Lassman was born in Lodz, Poland, and was only 20 years old when World War II began.
"My father was from Warsaw, and I was sent there, but my younger brother and father remained in Lodz," says Lassman. That was in December of '39 -- the last time she saw them.
Lassman went on to survive three different concentration camps in Poland, before being liberated by Russian troops after the Germans' retreat. Much of her family was executed, and while at the camps, she saw Jews walk to the gas chambers on a daily basis.
It's estimated that 6 million Jews and 5 million non-Jews -- mainly minorities that were deemed otherwise "undesirable" by Adolph Hitler -- were killed by the Third Reich.
As hard as it is for her to revisit those years, Lassman has dedicated her life to tell her story.
"I don't want your pity, we've done well for ourselves here, but I want for people to learn a lesson," says Lassman. "It's incomprehensible what one human being can do to another, and it is so hurtful that genocide is still going on. I hope people will listen to me and learn a lesson."
Dr. James Waller, a psychology professor from Whitworth College who studies genocide and prejudice, will also be speaking at the Temple at 1322 E. 30th Ave. on Sunday, April 22 at 7 pm. Free. Call: 747-3304.
Going organic
Coeur d'Alene -- The regional food and farming organization, Rural Roots, is sponsoring a networking lunch and workshop on Thursday, April 26.
"We are an organization made up of small acreage farmers and ranchers, which formed out of a task force back in 1997," says Colette DePhelps, the group's executive director. "Our current programs are focused on direct marketing and education of farmers and ranchers."
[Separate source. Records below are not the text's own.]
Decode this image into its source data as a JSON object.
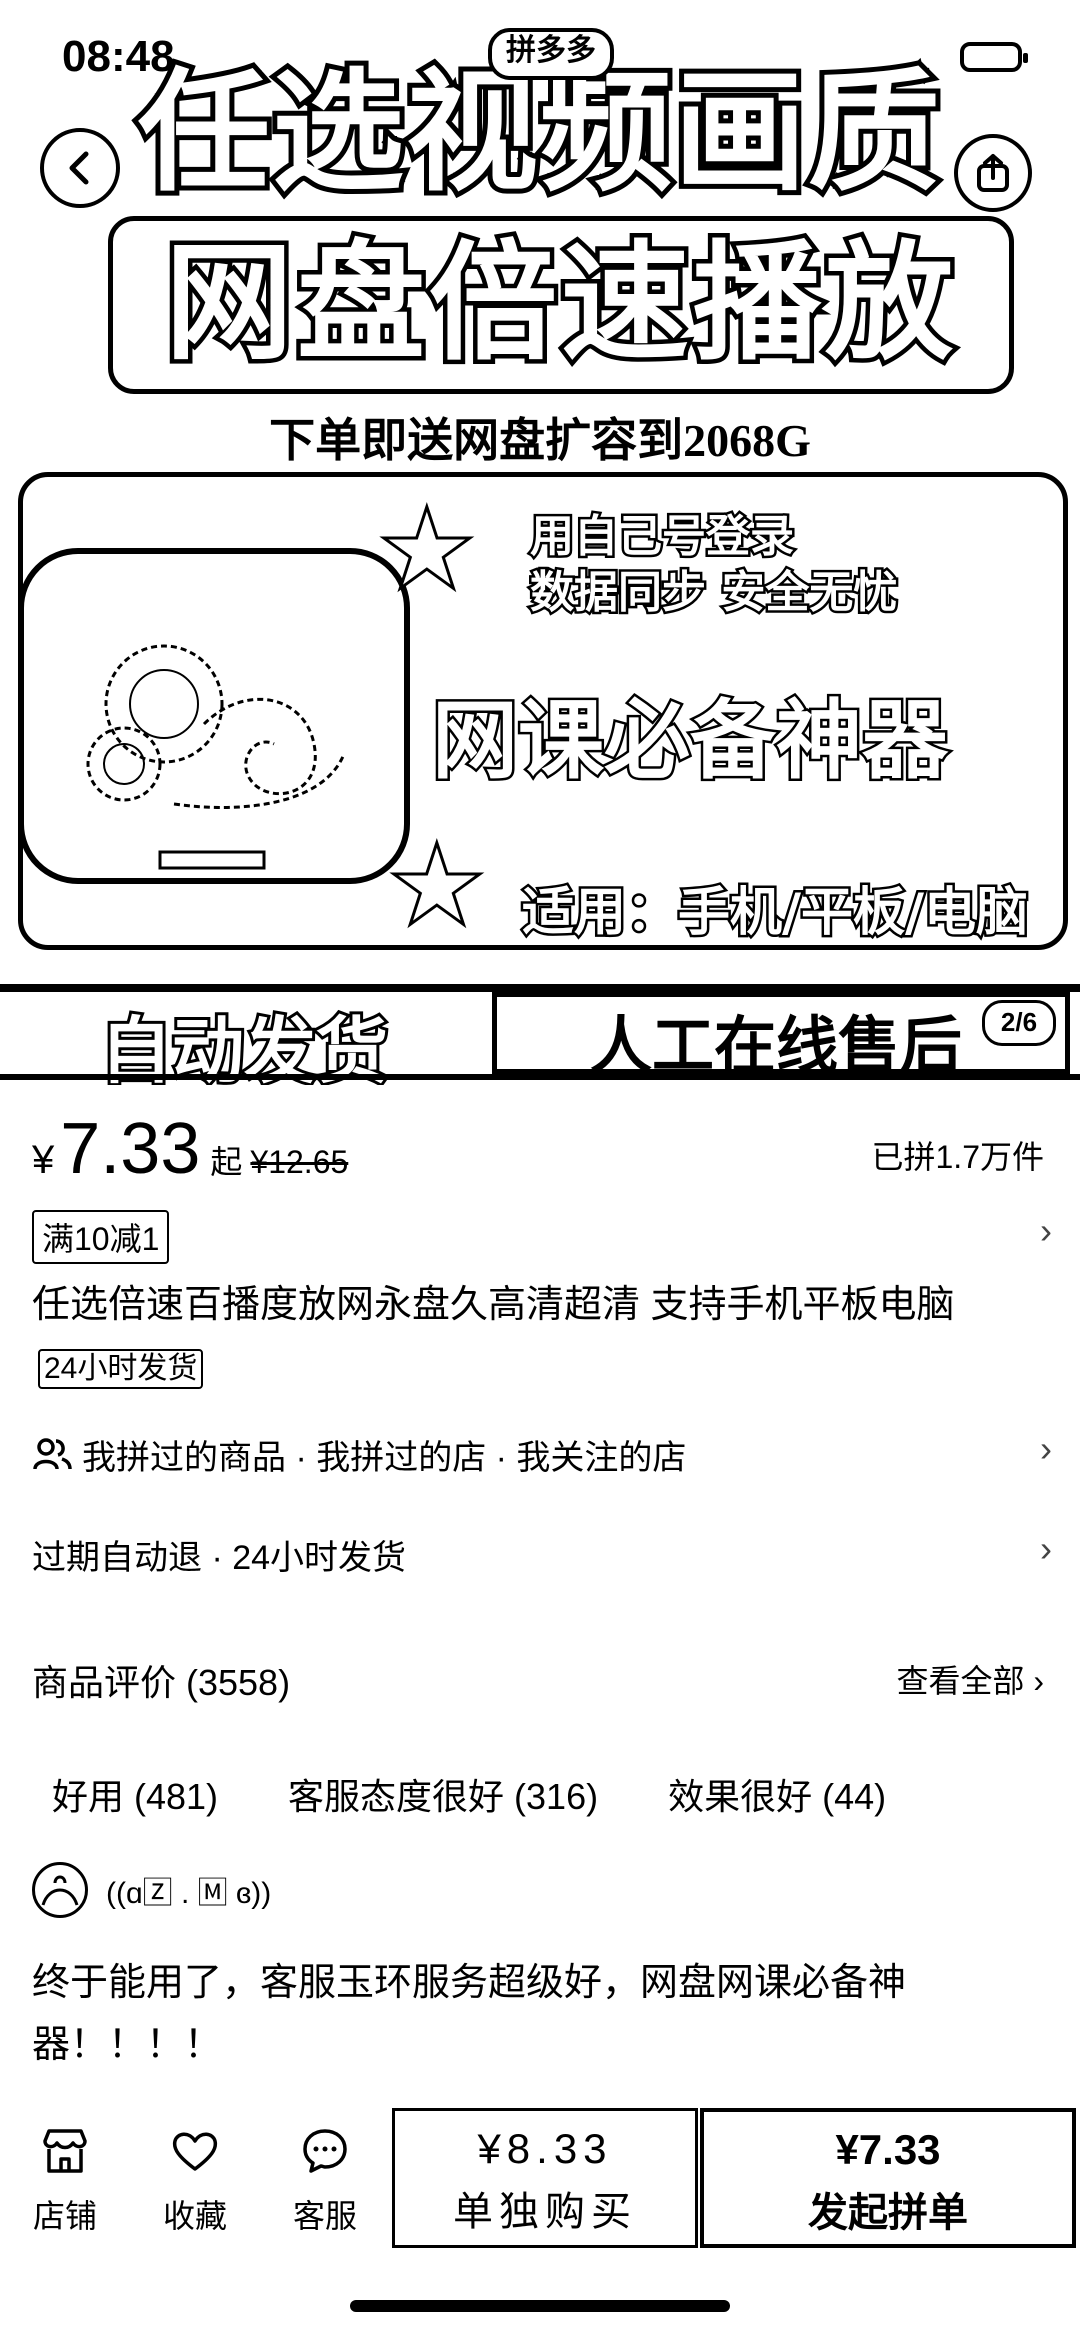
{
  "status_bar": {
    "time": "08:48"
  },
  "banner": {
    "badge": "拼多多",
    "headline1": "任选视频画质",
    "headline2": "网盘倍速播放",
    "subline": "下单即送网盘扩容到2068G",
    "feature1_line1": "用自己号登录",
    "feature1_line2": "数据同步 安全无忧",
    "feature_main": "网课必备神器",
    "feature2": "适用：手机/平板/电脑",
    "tag_left": "自动发货",
    "tag_right": "人工在线售后",
    "image_counter": "2/6"
  },
  "product": {
    "currency": "¥",
    "price": "7.33",
    "price_suffix": "起",
    "original_price": "¥12.65",
    "sold": "已拼1.7万件",
    "coupon": "满10减1",
    "title": "任选倍速百播度放网永盘久高清超清 支持手机平板电脑",
    "title_tag": "24小时发货",
    "social": "我拼过的商品 · 我拼过的店 · 我关注的店",
    "service": "过期自动退 · 24小时发货"
  },
  "reviews": {
    "header": "商品评价 (3558)",
    "view_all": "查看全部",
    "chips": [
      "好用 (481)",
      "客服态度很好 (316)",
      "效果很好 (44)"
    ],
    "username": "((ɑ🅉 . 🄼 ɞ))",
    "text": "终于能用了，客服玉环服务超级好，网盘网课必备神器！！！！"
  },
  "bottom_bar": {
    "tabs": [
      {
        "label": "店铺",
        "icon": "store-icon"
      },
      {
        "label": "收藏",
        "icon": "heart-icon"
      },
      {
        "label": "客服",
        "icon": "chat-icon"
      }
    ],
    "single_price": "¥8.33",
    "single_label": "单独购买",
    "group_price": "¥7.33",
    "group_label": "发起拼单"
  }
}
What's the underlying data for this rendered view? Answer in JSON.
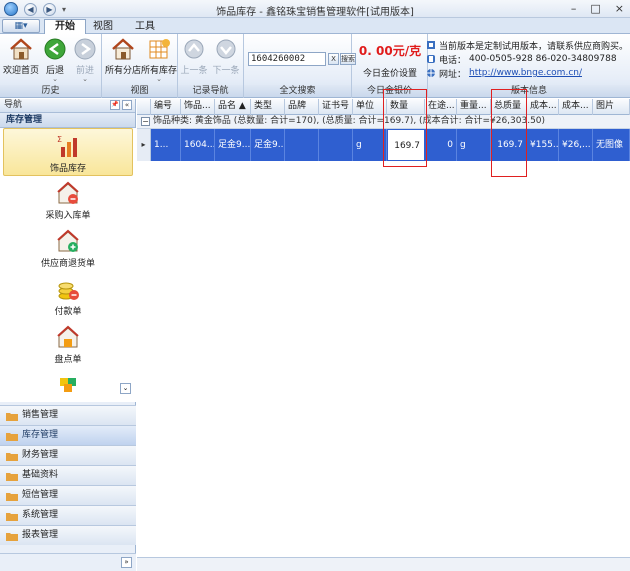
{
  "window": {
    "title": "饰品库存 - 鑫铭珠宝销售管理软件[试用版本]",
    "quick_access": [
      "◀",
      "▶",
      "▾"
    ],
    "controls": [
      "–",
      "□",
      "×"
    ]
  },
  "tabs": {
    "app_button": "▦▾",
    "items": [
      "开始",
      "视图",
      "工具"
    ]
  },
  "ribbon": {
    "history": {
      "title": "历史",
      "home": "欢迎首页",
      "back": "后退",
      "forward": "前进"
    },
    "view": {
      "title": "视图",
      "branches": "所有分店",
      "inventory": "所有库存"
    },
    "record_nav": {
      "title": "记录导航",
      "prev": "上一条",
      "next": "下一条"
    },
    "search": {
      "title": "全文搜索",
      "value": "1604260002",
      "btn_x": "X",
      "btn_go": "搜索"
    },
    "gold": {
      "title": "今日金银价",
      "price": "0. 00元/克",
      "setting": "今日金价设置"
    },
    "info": {
      "title": "版本信息",
      "notice": "当前版本是定制试用版本，请联系供应商购买。",
      "phone_label": "电话：",
      "phone": "400-0505-928  86-020-34809788",
      "web_label": "网址：",
      "url": "http://www.bnge.com.cn/"
    }
  },
  "nav": {
    "header": "导航",
    "pins": [
      "📌",
      "«"
    ],
    "section": "库存管理",
    "items": [
      "饰品库存",
      "采购入库单",
      "供应商退货单",
      "付款单",
      "盘点单",
      ""
    ],
    "expand_glyph": "⌄",
    "categories": [
      "销售管理",
      "库存管理",
      "财务管理",
      "基础资料",
      "短信管理",
      "系统管理",
      "报表管理"
    ],
    "footer_glyph": "»"
  },
  "grid": {
    "columns": [
      "编号",
      "饰品...",
      "品名 ▲",
      "类型",
      "品牌",
      "证书号",
      "单位",
      "数量",
      "在途...",
      "重量...",
      "总质量",
      "成本...",
      "成本...",
      "图片"
    ],
    "group_row": "饰品种类: 黄金饰品 (总数量: 合计=170), (总质量: 合计=169.7), (成本合计: 合计=¥26,303.50)",
    "rows": [
      [
        "1...",
        "1604...",
        "足金9...",
        "足金9...",
        "",
        "",
        "g",
        "169.7",
        "0",
        "g",
        "169.7",
        "¥155...",
        "¥26,...",
        "无图像"
      ]
    ],
    "row_indicator": "▸"
  },
  "colors": {
    "selection": "#2f5fd0",
    "highlight_box": "#e02020",
    "price_red": "#e01b1b"
  }
}
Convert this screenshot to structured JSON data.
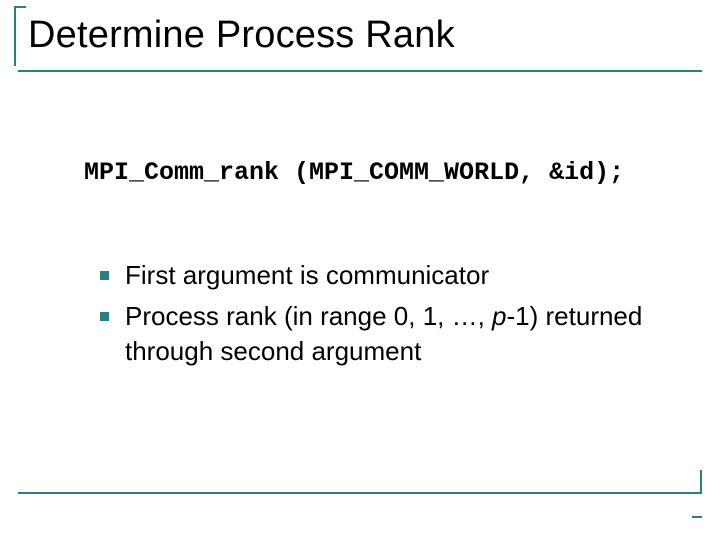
{
  "title": "Determine Process Rank",
  "code_line": "MPI_Comm_rank (MPI_COMM_WORLD, &id);",
  "bullets": [
    {
      "text": "First argument is communicator"
    },
    {
      "prefix": "Process rank (in range 0, 1, …, ",
      "ital": "p",
      "suffix": "-1) returned through second argument"
    }
  ],
  "accent_color": "#2a7f7f"
}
Smaller farms typically sell their crop at farmers' markets or through collectives, and at this meeting Diane Green of Greentree Naturals organic farm will give a presentation about how to form a collective.
"People are really interested in this option, since it gives farmers the possibility of buying feed in bulk, even if they are small, and get a better price," says DePhelps.
Also on the program is a presentation on how to run an organic egg farm, and how to become a certified organic farmer in Idaho.
The 53-member group offers farm tours later in the year, and plans to soon have programs for consumers as well.